The aorist tense "presents an occurrence in summary, viewed as a whole from the outside, without regard for the internal make-up of the occurrence."1 Wallace explains,

This contrasts with the present and imperfect, which portray the action as an ongoing process. It may be helpful to think of the aorist as taking a snapshot of the action while the imperfect (like the present) takes a motion picture, portraying the action as it unfolds.

[A footnote points out,] There is a difference between seeing the aorist as undefined and seeing it as a summary tense, though the two are closely related. In our view the aorist summarizes. It is thus not undefined or unmarked. That is to say, it is not necessarily the “default” tense that one would use unless he or she had reason to use another. The key issue, it seems, is the tense-mood combination. Outside the indicative, the aorist is hardly unmarked (statistically, the present runs neck-and-neck with it). However, in the indicative, the aorist does appear to function this way, at least in narrative literature. The imperfect, (historical) present, perfect, and pluperfect are all used in narrative, along with the aorist. But the aorist is by far the most common. Thus, the analogy with a snapshot seems appropriate, enabling the student to get a handle on the basic notion of the aorist’s aspect.2

Wallace goes on to share a helpful analogy:

Suppose I were to take a snapshot of a student studying for a mid-term exam in intermediate Greek. Below the picture I put the caption, “Horatio Glutchstomach studied for the mid-term.” From the snapshot and the caption all that one would be able to state positively is that Horatio Glutchstomach studied for the mid-term. Now in the picture you notice that Horatio has his Greek text opened before him.
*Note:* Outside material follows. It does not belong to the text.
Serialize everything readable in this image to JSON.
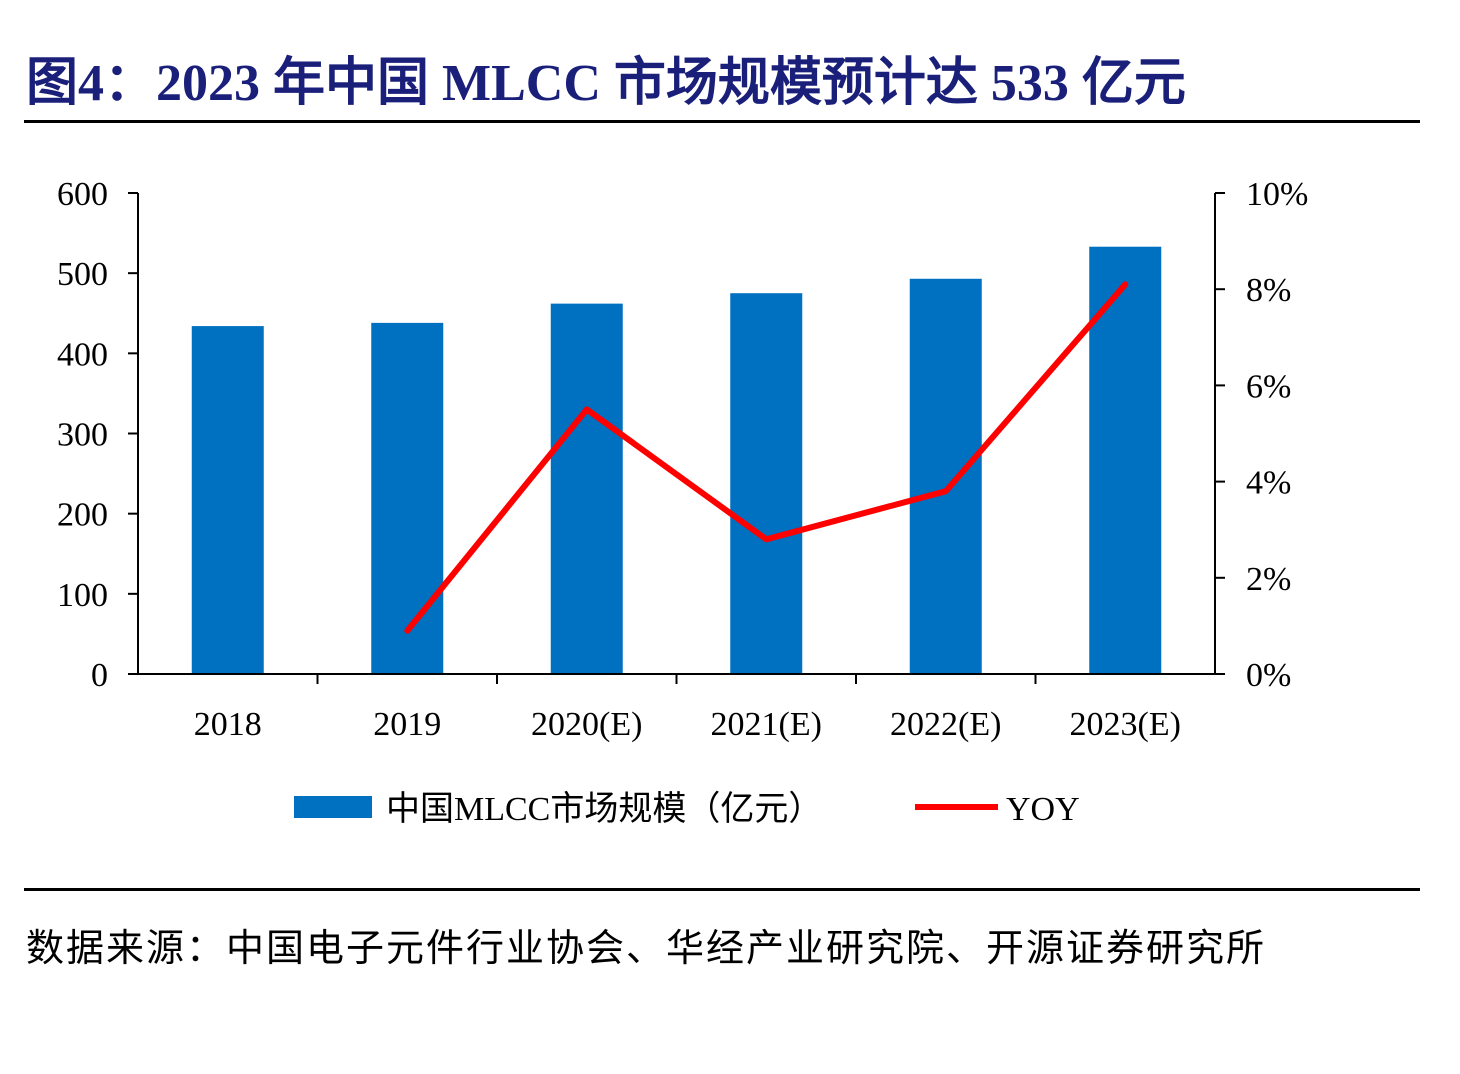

From this, you cannot say, “Because the picture is a snapshot rather than a movie, I know that Horatio Glutchstomach only had his Greek text opened for a split-second”! This might be true, but the snapshot does not tell you this. All you really know is that the student had his Greek text open. An event happened. From the picture you cannot tell for how long he had his text open. You cannot tell whether he studied for four hours straight (durative), or for eight hours, taking a ten minute break every 20 minutes (iterative). You cannot tell whether he studied successfully so as to pass the test, or whether he studied unsuccessfully. The snapshot does not tell you any of this. The snapshot by itself cannot tell if the action was momentary, “once-for-all”, repeated, at regularly recurring intervals, or over a long period of time. It is obvious from this crude illustration that it would be silly to say that since I took a snapshot of Horatio studying, rather than a movie, he must have studied only for a very short time!3

Wallace further elaborates on the aorist in the indicative mood:

In the indicative, the aorist usually indicates past time with reference to the time of speaking (thus, “absolute time”). Aorist participles usually suggest antecedent time to that of the main verb (i.e., past time in a relative sense). There are exceptions to this general principle, of course, but they are due to intrusions from other linguistic features vying for control....
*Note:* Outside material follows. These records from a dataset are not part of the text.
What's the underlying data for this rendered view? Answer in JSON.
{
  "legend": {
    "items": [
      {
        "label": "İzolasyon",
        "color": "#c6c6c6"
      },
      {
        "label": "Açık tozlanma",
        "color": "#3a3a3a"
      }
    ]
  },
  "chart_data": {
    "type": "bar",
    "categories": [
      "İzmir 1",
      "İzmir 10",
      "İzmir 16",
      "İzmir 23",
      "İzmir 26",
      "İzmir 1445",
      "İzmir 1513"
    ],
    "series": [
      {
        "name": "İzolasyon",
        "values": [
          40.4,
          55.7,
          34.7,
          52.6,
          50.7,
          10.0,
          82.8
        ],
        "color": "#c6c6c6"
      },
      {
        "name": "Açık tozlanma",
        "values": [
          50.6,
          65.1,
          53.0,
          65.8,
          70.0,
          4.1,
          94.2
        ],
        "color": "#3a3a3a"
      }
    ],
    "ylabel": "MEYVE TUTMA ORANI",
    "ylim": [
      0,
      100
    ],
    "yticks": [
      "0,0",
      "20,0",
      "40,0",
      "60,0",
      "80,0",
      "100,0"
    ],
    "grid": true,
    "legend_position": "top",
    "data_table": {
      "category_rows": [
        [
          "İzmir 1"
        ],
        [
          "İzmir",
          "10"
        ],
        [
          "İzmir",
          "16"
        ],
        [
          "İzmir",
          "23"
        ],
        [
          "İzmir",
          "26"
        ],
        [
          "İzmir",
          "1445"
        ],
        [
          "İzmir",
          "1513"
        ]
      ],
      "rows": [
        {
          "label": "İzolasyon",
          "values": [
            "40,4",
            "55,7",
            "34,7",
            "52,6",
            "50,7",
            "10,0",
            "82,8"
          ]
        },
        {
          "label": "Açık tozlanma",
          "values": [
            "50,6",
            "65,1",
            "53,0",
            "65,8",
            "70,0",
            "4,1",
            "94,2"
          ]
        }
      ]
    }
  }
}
Outside the indicative and participle, time is not a feature of the aorist.4

In conclusion, we must avoid the dangers of saying too much or too little when the aorist tense occurs. The aorist doesn't exist "in a vacuum," so we must pay attention to when context is guiding us towards different meanings as it combines various linguistic features. But we must also avoid saying too much (i.e. saying the aorist always means "once-for-all" or "momentary" action).

1 Fanning, Verbal Aspect, 97. Cf. also McKay, “Time and Aspect,” 225.

2 Daniel B. Wallace, Greek Grammar Beyond the Basics: An Exegetical Syntax of the New Testament (Grand Rapids, MI: Zondervan, 1996), 555.

3 Ibid., 555.

4 Ibid., 555.

  • WOW!! A very good answer. Thank you. I didn't have any specific verse in particular. I just wanted to have an overview of indicative mood aorist use in the New Testament.
    – brilliant
    Commented Dec 11, 2013 at 13:26
  • @brilliant sounds good. I just figured I'd asks since there are some exceptional use cases.